And talking of crazy celebration dances... I try and fit one of those into EVERY day in my library - there are SO many things to cleelbrate with my readers :-)

 

 

I like the idea of blogging to encourage reading. I will be the media specialist at a middle school and I hate the AR program. This gives me a starting point since we are becoming a one to one school.
As typically applied, AR sucks the joy right out of reading. I've seen it turn libraries into nothing more than AR warehouses and heard testimonials from kids about how oppressively it's often administered that would break your heart.

Hello, catching up on my long overdue correspondences needing a reply:

Well, if you read carefully, my sentiments as stated---careful planning of implementation with lots of built in flexibility promoting quality of reading does not sacrifice building the love of reading based upon student interest. Actually, it allows the librarian to still promote the love of reading along with, at the same time giving collaborative support to the goals of the school/school district; and in particular, the classroom teacher in meeting/his/her goals to build competence readers while still loving  to read books.

Hence, like it or not, in any instance whenever school librarians are able to tie the  library with the expected reading literacy goals of the school, the librarian is perceived even more as being essential, thus saving his/her role as school librarian. I retired last June and my role as school librarian was never in jeopardy----plus, the position was not closed upon my retirement.

My school (grades 3 - 5) uses AR. At first, I hated it, to be honest. I thought it killed love of reading and made it just another chore for students. However, I have discovered that when it is used correctly, kids really respond well, and do indeed become better readers. It HAS to be used as an incentive program only - which makes it tough on teachers in a way. Also, as a librarian, when students as you for a book "in their level," you always have to first turn it back to what they enjoy reading, and choose a book within their level from there. Along these same lines, I NEVER label books on the outside, or group them by level. That would encourage students to just pick a book simply because it is in their level, not because it interests them. It is time consuming, but if it is used correctly, can be valuable.
Also, a side note: it is NOT server based anymore - It is entirely web-based, which is nice.

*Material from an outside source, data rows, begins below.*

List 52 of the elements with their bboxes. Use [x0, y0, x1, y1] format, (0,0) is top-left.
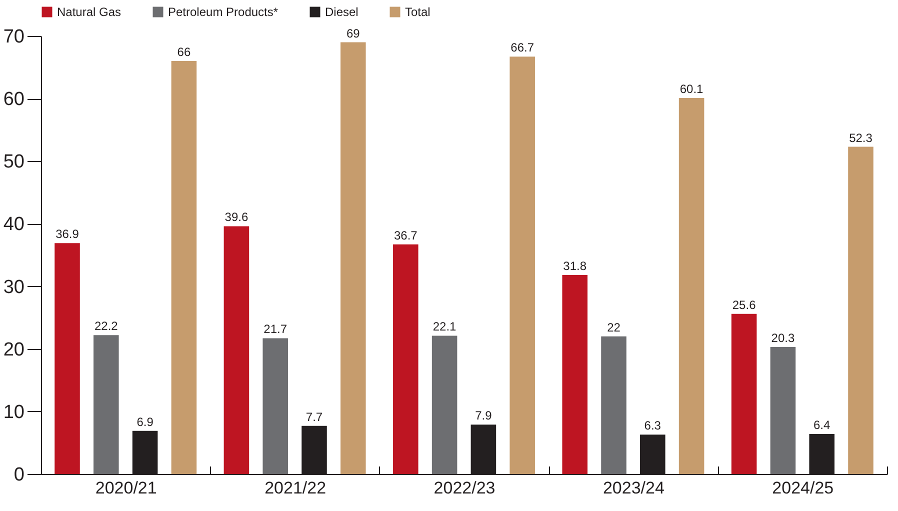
legend-label: Diesel: [325, 5, 358, 19]
data-label: 20.3: [771, 330, 795, 345]
y-tick-label: 40: [3, 214, 24, 236]
bar: [731, 314, 757, 474]
bar: [171, 61, 197, 474]
data-label: 22: [607, 320, 621, 334]
x-tick-label: 2022/23: [434, 478, 496, 498]
data-label: 39.6: [224, 210, 248, 224]
data-label: 66: [177, 45, 191, 60]
data-label: 36.7: [394, 228, 418, 242]
data-label: 66.7: [510, 40, 534, 55]
bar: [432, 336, 458, 474]
data-label: 7.7: [306, 410, 323, 424]
legend-label: Natural Gas: [57, 5, 122, 19]
bar: [54, 243, 80, 474]
legend-label: Petroleum Products*: [168, 5, 278, 19]
data-label: 22.2: [94, 319, 118, 334]
bar: [393, 244, 418, 474]
legend-label: Total: [405, 5, 430, 19]
bar: [510, 56, 535, 474]
y-tick-label: 60: [3, 89, 24, 110]
data-label: 31.8: [563, 259, 587, 274]
data-label: 25.6: [732, 298, 756, 312]
data-label: 69: [346, 26, 360, 40]
y-tick-label: 70: [3, 26, 24, 48]
data-label: 36.9: [56, 227, 80, 242]
data-label: 6.3: [644, 418, 662, 433]
x-tick-label: 2023/24: [602, 478, 664, 498]
data-label: 7.9: [475, 408, 492, 423]
y-tick-label: 30: [3, 276, 24, 298]
bar: [224, 226, 250, 474]
y-tick-label: 50: [3, 152, 24, 173]
y-tick-label: 20: [3, 339, 24, 360]
x-tick-label: 2020/21: [95, 478, 157, 498]
data-label: 6.4: [814, 418, 831, 432]
data-label: 52.3: [849, 130, 873, 145]
bar: [678, 98, 704, 474]
x-tick-label: 2024/25: [772, 478, 834, 498]
y-tick-label: 0: [14, 464, 24, 486]
bar: [848, 146, 874, 474]
data-label: 21.7: [264, 322, 288, 336]
bar: [340, 42, 366, 474]
y-tick-label: 10: [3, 402, 24, 423]
data-label: 22.1: [432, 320, 457, 334]
data-label: 60.1: [680, 82, 704, 96]
bar: [94, 335, 119, 474]
x-tick-label: 2021/22: [264, 478, 326, 498]
bar: [770, 346, 796, 474]
data-label: 6.9: [136, 414, 154, 429]
bar: [562, 275, 588, 474]
bar: [262, 338, 288, 474]
bar: [601, 336, 626, 474]
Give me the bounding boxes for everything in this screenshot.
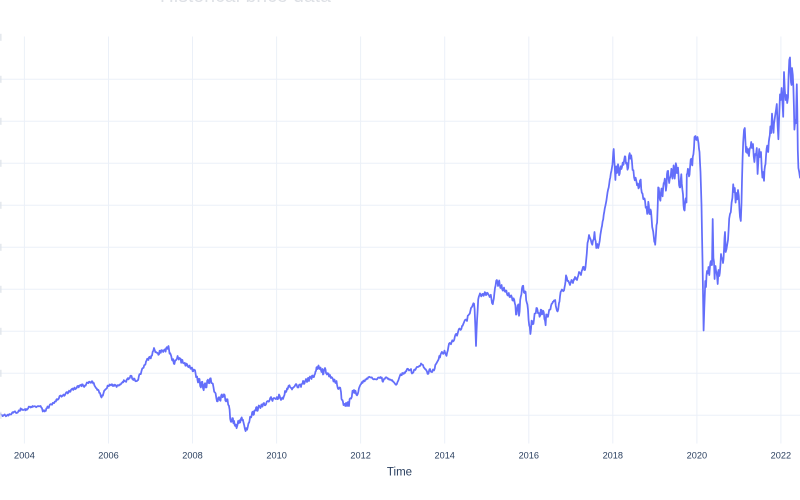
svg-text:2008: 2008: [182, 451, 202, 461]
svg-text:2006: 2006: [98, 451, 118, 461]
svg-text:2010: 2010: [266, 451, 286, 461]
svg-text:2016: 2016: [519, 451, 539, 461]
svg-text:2018: 2018: [603, 451, 623, 461]
svg-text:2020: 2020: [687, 451, 707, 461]
svg-text:2012: 2012: [350, 451, 370, 461]
svg-text:Time: Time: [387, 467, 412, 479]
svg-text:2014: 2014: [434, 451, 454, 461]
svg-text:2022: 2022: [771, 451, 791, 461]
svg-text:2004: 2004: [14, 451, 35, 462]
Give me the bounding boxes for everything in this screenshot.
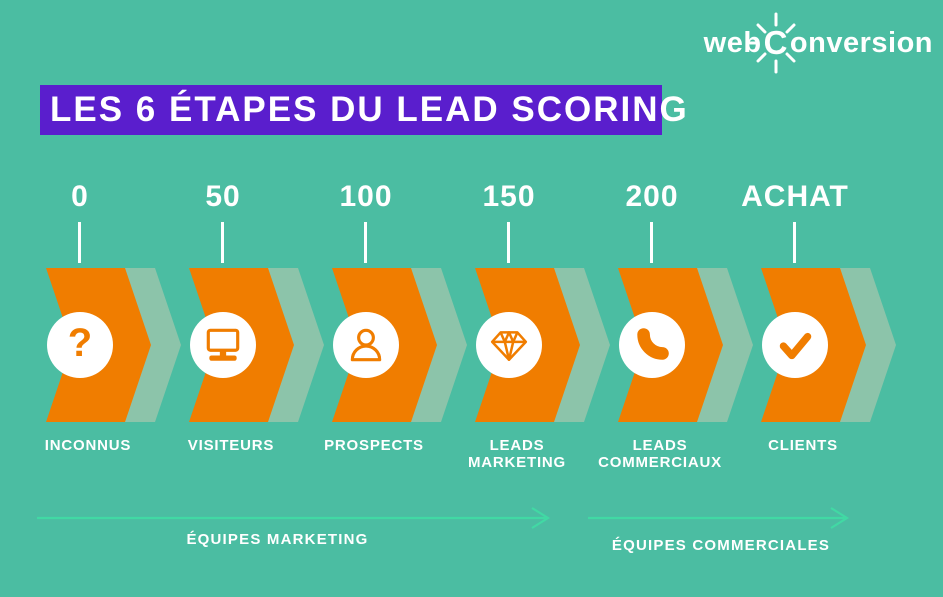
stage-name: VISITEURS <box>187 437 275 454</box>
logo-suffix: onversion <box>789 26 933 59</box>
icon-badge <box>333 312 399 378</box>
score-tick <box>650 222 653 263</box>
page-title: LES 6 ÉTAPES DU LEAD SCORING <box>50 90 689 129</box>
stage-name: LEADS MARKETING <box>467 437 567 471</box>
score-tick <box>793 222 796 263</box>
person-icon <box>350 328 382 362</box>
logo-accent-letter: C <box>763 24 788 61</box>
sun-rays-icon <box>748 12 796 74</box>
stage-name: INCONNUS <box>44 437 132 454</box>
score-label: ACHAT <box>741 180 849 213</box>
marketing-team-label: ÉQUIPES MARKETING <box>186 531 369 548</box>
score-label: 100 <box>339 180 393 213</box>
check-icon <box>779 332 812 360</box>
logo-c-wrap: C <box>748 12 796 74</box>
commercial-arrow <box>588 507 850 529</box>
icon-badge <box>619 312 685 378</box>
question-mark-icon: ? <box>67 321 93 365</box>
score-tick <box>78 222 81 263</box>
marketing-arrow <box>37 507 551 529</box>
commercial-team-label: ÉQUIPES COMMERCIALES <box>611 537 831 554</box>
stage-name: PROSPECTS <box>324 437 424 454</box>
score-label: 200 <box>625 180 679 213</box>
score-label: 150 <box>482 180 536 213</box>
score-tick <box>364 222 367 263</box>
score-tick <box>221 222 224 263</box>
score-label: 50 <box>205 180 241 213</box>
icon-badge <box>190 312 256 378</box>
icon-badge: ? <box>47 312 113 378</box>
diamond-icon <box>490 331 528 361</box>
score-tick <box>507 222 510 263</box>
computer-icon <box>206 328 240 361</box>
icon-badge <box>476 312 542 378</box>
title-banner: LES 6 ÉTAPES DU LEAD SCORING <box>40 85 687 135</box>
stage-name: LEADS COMMERCIAUX <box>598 437 722 471</box>
icon-badge <box>762 312 828 378</box>
score-label: 0 <box>71 180 89 213</box>
stage-name: CLIENTS <box>768 437 838 454</box>
phone-icon <box>637 328 669 360</box>
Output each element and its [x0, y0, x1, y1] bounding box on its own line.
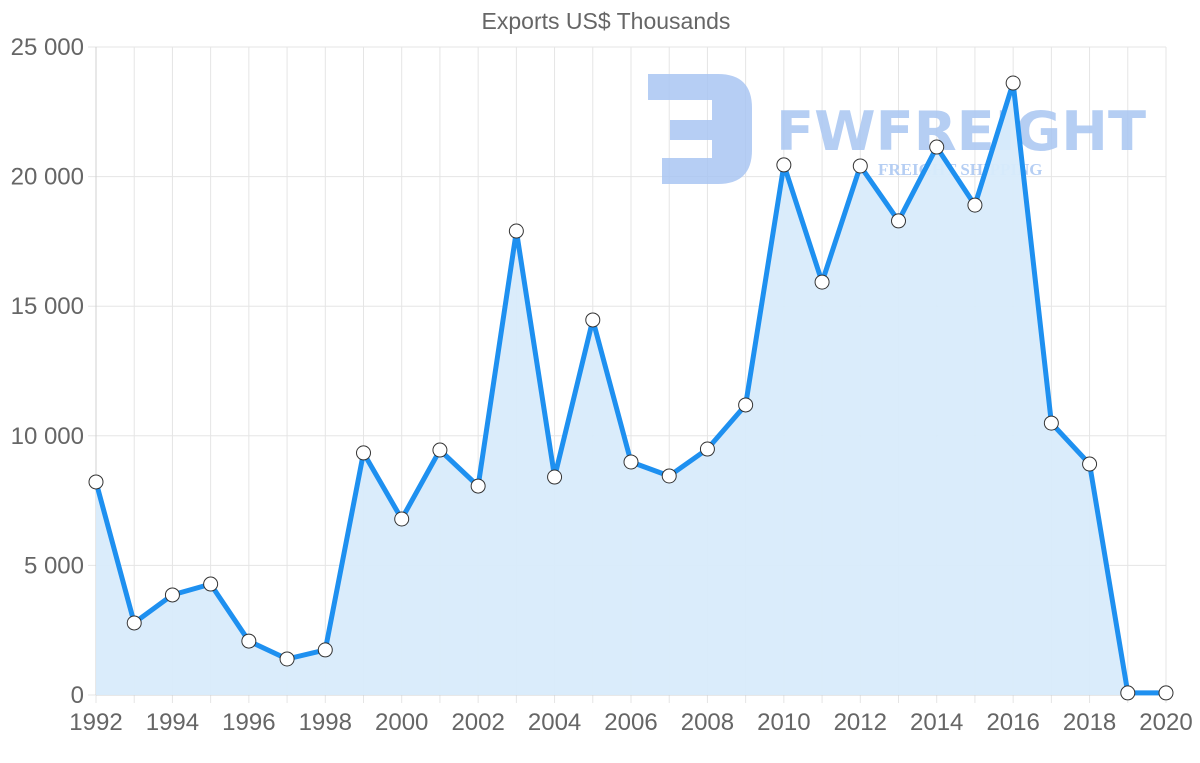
data-points [88, 75, 1174, 701]
x-tick-label: 2006 [604, 709, 657, 736]
data-point[interactable] [585, 312, 601, 328]
y-axis: 0 5 000 10 000 15 000 20 000 25 000 [11, 34, 84, 709]
x-tick-label: 2020 [1139, 709, 1192, 736]
x-tick-label: 2010 [757, 709, 810, 736]
data-point[interactable] [699, 441, 715, 457]
data-point[interactable] [738, 397, 754, 413]
data-point[interactable] [1043, 415, 1059, 431]
x-tick-label: 1994 [146, 709, 199, 736]
data-point[interactable] [852, 158, 868, 174]
x-tick-label: 2014 [910, 709, 963, 736]
data-point[interactable] [891, 213, 906, 229]
x-tick-label: 2000 [375, 709, 428, 736]
x-tick-label: 1998 [299, 709, 352, 736]
data-point[interactable] [88, 474, 104, 490]
data-point[interactable] [470, 478, 486, 494]
data-point[interactable] [547, 469, 563, 485]
chart-title: Exports US$ Thousands [481, 8, 731, 34]
data-point[interactable] [814, 274, 830, 290]
data-point[interactable] [241, 633, 257, 649]
data-point[interactable] [623, 454, 639, 470]
data-point[interactable] [164, 587, 180, 603]
data-point[interactable] [776, 157, 792, 173]
x-tick-label: 2004 [528, 709, 581, 736]
x-tick-label: 2016 [986, 709, 1039, 736]
data-point[interactable] [1005, 75, 1021, 91]
data-point[interactable] [967, 197, 983, 213]
x-axis: 1992 1994 1996 1998 2000 2002 2004 2006 2008 2010… [69, 709, 1192, 736]
data-point[interactable] [508, 223, 524, 239]
y-tick-label: 25 000 [11, 34, 84, 61]
watermark-brand: FWFREIGHT [776, 100, 1146, 163]
data-point[interactable] [279, 651, 295, 667]
data-point[interactable] [317, 642, 333, 658]
data-point[interactable] [929, 139, 945, 155]
y-tick-label: 10 000 [11, 423, 84, 450]
area-fill [96, 83, 1166, 695]
data-point[interactable] [661, 468, 677, 484]
x-tick-label: 2018 [1063, 709, 1116, 736]
data-point[interactable] [1082, 456, 1098, 472]
data-point[interactable] [1158, 685, 1174, 701]
x-tick-label: 1996 [222, 709, 275, 736]
x-tick-label: 2002 [451, 709, 504, 736]
x-tick-label: 1992 [69, 709, 122, 736]
data-point[interactable] [126, 615, 142, 631]
data-point[interactable] [1120, 685, 1136, 701]
y-tick-label: 20 000 [11, 164, 84, 191]
x-tick-label: 2012 [834, 709, 887, 736]
y-tick-label: 0 [71, 682, 84, 709]
watermark-logo: FWFREIGHT FREIGHT SHIPPING [648, 74, 1146, 184]
data-point[interactable] [203, 576, 219, 592]
y-tick-label: 5 000 [24, 552, 84, 579]
data-point[interactable] [432, 442, 448, 458]
data-point[interactable] [356, 445, 371, 461]
x-tick-label: 2008 [681, 709, 734, 736]
y-tick-label: 15 000 [11, 293, 84, 320]
logo-mark-icon [648, 74, 752, 184]
data-point[interactable] [394, 511, 410, 527]
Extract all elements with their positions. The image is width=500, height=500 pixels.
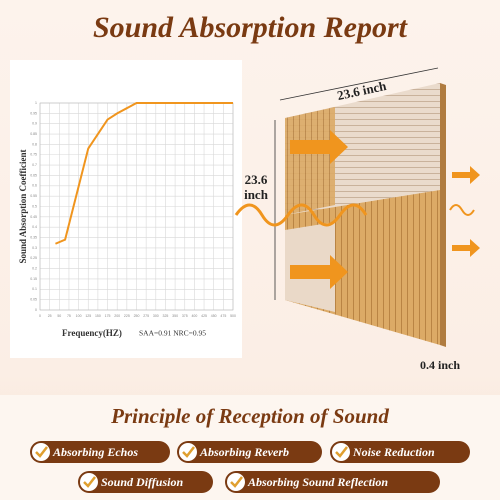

Also, check out the "Renaissance Home Connect piece - which allows parents to see what's going on with their student, and gives the kids a cool way to keep tabs on their own progress.
It's kind of hard to give a pat yes or no answer in this forum. Starting AR really requires a lot of thought and preparation. If you don't have the books labeled, students become frustrated. Definitely take your time with the decision, and have a consultant come in.